The CPC alert and mobilization process can be quicker than GDPR enforcement when it comes to forcing changes to unfair behaviors. Although it still typically takes months, plural, for the network to coordinate and arrive at a position to press on a trader they believe is infringing the law.
The network also can’t impose fines itself. But if issues aren’t resolved through the dialogues and commitments process it shoots for, national consumer protection authorities can still pursue enforcement at a local level. So if, at the end of the day, these consumer advocacy groups aren’t happy with whatever the process of pressing Meta for changes will have achieved they can still press complaints to national authorities to urge them to take enforcement action (and those CPAs have the ability to impose penalties of up to 4% of global annual turnover).
In recent times, a raft of complaints to the CPC about TikTok led — just last year — to the video sharing social network pledging to improve user reporting and disclosure requirements around ads/sponsored content; and to boost transparency around its digital coins and virtual gifts. Although BEUC was not ecstatic about the outcome, saying “significant concerns” remained unaddressed.
Still, the CPC network may be able to extract some ‘quick win’ concessions from Meta — such as requiring it to amend how it presents the available ‘Hobson’s choice’ to users. Meta could also potentially face pressure to lower the subscription fee to make it more more affordable for users to deny tracking. (Just spitballing here but imagine if it were offering a choice of tracking ads vs paying €1 a year not to be trackedwhich wouldn’t look so evidently self-serving.)

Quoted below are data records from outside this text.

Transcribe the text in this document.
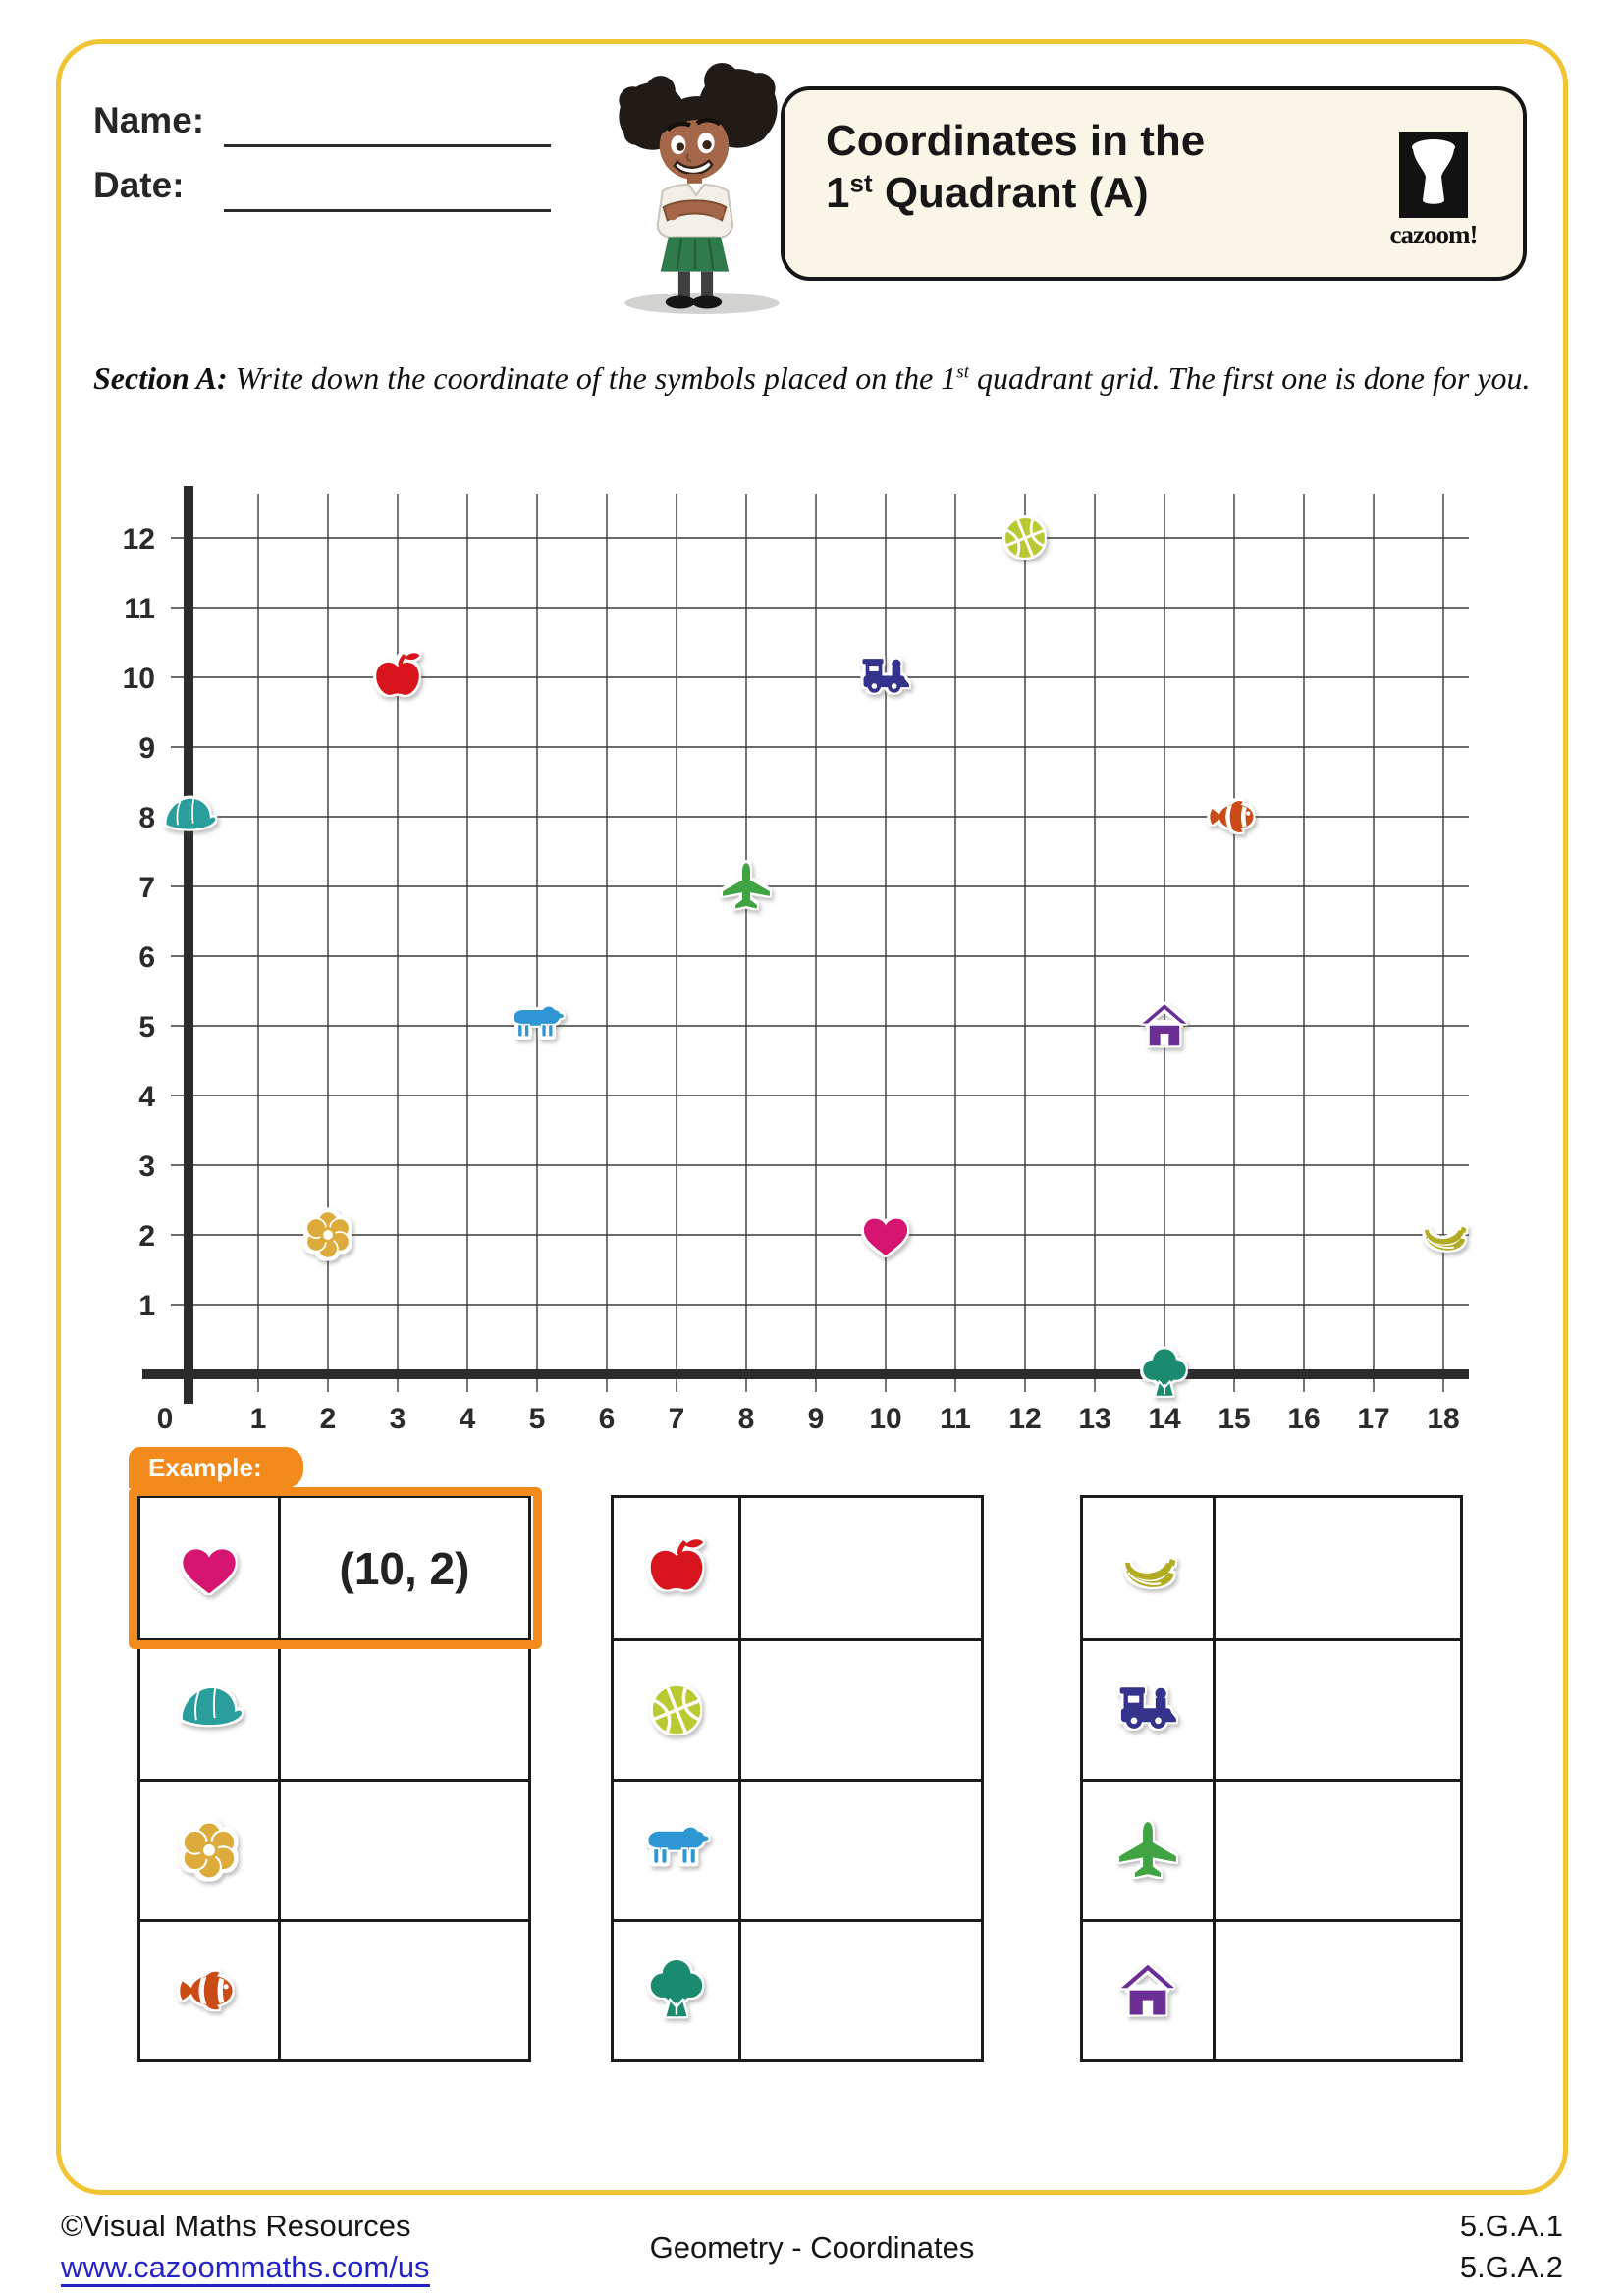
Name:
Date:
Coordinates in the
1st Quadrant (A)
cazoom!
Section A: Write down the coordinate of the symbols placed on the 1st quadrant grid. The first one is done for you.
0	1 2 3 4 5 6 7 8 9 10 11 12 13 14 15 16 17 18
1
2
3
4
5
6
7
8
9
10
11
12
(10, 2)
Example:
©Visual Maths Resources
www.cazoommaths.com/us
Geometry - Coordinates
5.G.A.1
5.G.A.2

Asked whether the issue for consumer protection authorities is the ‘pay or consent’ choice Meta is offering or how it’s gone about implementing it, BEUC’s spokesman said the questions are hard to separate as they’re “closely interlinked”.
“Under consumer law, you need an informed and fair choice to purchase such a subscription. The first question is also dependent on compliance with data protection law. If the practice infringes the GDPR, the fact that it infringes a law which aims to protect fundamental rights should in our opinion be considered unfair and illegal under consumer law too,” he told us, adding: “In any case, the choice is designed in a way that is unfair, aggressive and misleading.”

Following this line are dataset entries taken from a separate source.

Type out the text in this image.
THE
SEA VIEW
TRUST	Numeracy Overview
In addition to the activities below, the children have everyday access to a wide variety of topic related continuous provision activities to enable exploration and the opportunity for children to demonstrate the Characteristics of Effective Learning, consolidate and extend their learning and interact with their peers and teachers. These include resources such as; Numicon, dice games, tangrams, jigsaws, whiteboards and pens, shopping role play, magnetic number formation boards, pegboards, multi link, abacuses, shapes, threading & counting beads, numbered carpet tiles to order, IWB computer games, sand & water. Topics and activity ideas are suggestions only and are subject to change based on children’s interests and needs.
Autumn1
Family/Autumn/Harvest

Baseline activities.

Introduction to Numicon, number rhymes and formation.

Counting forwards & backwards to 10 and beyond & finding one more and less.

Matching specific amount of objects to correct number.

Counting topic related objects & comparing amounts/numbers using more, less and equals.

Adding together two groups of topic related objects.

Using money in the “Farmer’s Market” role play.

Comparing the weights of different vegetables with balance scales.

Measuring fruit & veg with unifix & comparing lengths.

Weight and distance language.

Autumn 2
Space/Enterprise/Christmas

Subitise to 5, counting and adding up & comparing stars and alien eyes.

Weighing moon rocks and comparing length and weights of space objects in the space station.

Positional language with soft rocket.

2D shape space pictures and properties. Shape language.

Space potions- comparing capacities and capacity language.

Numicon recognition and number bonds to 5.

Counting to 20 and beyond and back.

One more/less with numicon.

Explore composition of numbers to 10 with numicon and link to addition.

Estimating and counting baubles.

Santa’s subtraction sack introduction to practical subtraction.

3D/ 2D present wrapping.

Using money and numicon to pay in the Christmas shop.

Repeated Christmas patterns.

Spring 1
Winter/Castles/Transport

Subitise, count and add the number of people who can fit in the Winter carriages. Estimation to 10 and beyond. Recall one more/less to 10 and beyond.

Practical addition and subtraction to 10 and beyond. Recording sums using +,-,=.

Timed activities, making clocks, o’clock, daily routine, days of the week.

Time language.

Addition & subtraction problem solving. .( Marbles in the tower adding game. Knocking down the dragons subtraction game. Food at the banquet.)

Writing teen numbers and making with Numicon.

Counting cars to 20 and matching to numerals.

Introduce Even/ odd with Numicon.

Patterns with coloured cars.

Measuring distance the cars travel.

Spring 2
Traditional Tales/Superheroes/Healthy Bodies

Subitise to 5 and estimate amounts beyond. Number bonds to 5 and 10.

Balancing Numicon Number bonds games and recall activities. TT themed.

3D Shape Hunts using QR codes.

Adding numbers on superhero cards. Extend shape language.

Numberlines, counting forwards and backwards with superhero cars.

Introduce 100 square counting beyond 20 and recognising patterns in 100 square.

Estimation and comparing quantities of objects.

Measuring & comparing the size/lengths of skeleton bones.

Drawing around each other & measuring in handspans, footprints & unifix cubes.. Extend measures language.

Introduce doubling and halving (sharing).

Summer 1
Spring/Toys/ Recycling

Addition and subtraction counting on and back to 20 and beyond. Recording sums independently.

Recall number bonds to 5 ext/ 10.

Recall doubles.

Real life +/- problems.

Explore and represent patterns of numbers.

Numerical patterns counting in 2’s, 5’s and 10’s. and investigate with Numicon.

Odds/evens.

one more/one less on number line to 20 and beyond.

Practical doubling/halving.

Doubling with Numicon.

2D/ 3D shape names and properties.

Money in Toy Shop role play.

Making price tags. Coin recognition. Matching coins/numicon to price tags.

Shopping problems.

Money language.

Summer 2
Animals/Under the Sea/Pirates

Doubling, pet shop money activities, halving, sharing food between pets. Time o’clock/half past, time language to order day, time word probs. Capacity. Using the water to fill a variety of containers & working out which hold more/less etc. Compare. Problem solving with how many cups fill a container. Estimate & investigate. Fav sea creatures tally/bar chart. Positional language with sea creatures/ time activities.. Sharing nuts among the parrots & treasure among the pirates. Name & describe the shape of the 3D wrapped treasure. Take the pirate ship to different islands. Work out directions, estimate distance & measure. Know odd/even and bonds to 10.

The European Commission itself has an additional oversight role on Meta directly as the company is also subject to the EU’s shiny new Digital Markets Act (DMA) and Digital Services Act (DSA). In the latter case its social networks, Facebook and Instagram, were designated as very large online platforms (VLOPs) earlier this year. And, since late August, they’ve been expected to be compliant with that digital rulebook.
Both pan-EU laws put restrictions on the use of personal data for advertising — explicitly requiring consent is obtained from users for such a purpose; and that consent must be as easy to withhold as to affirm. So one issue the Commission — which is the sole enforcer of the DSA on VLOPs — might weigh in in the coming months on is whether clicking accept vs digging out a credit card to pay an ongoing monthly charge are equivalently easy.
The regulation also contains provisions which are intended to combat unfair/deceptive design, such as targeting choice interfaces that make it “more difficult or time-consuming” to pick one option over another. Although the DSA’s provisions against dark patterns are only intended to be applied where consumer protection and privacy laws, which also take aim against unfair choices, don’t.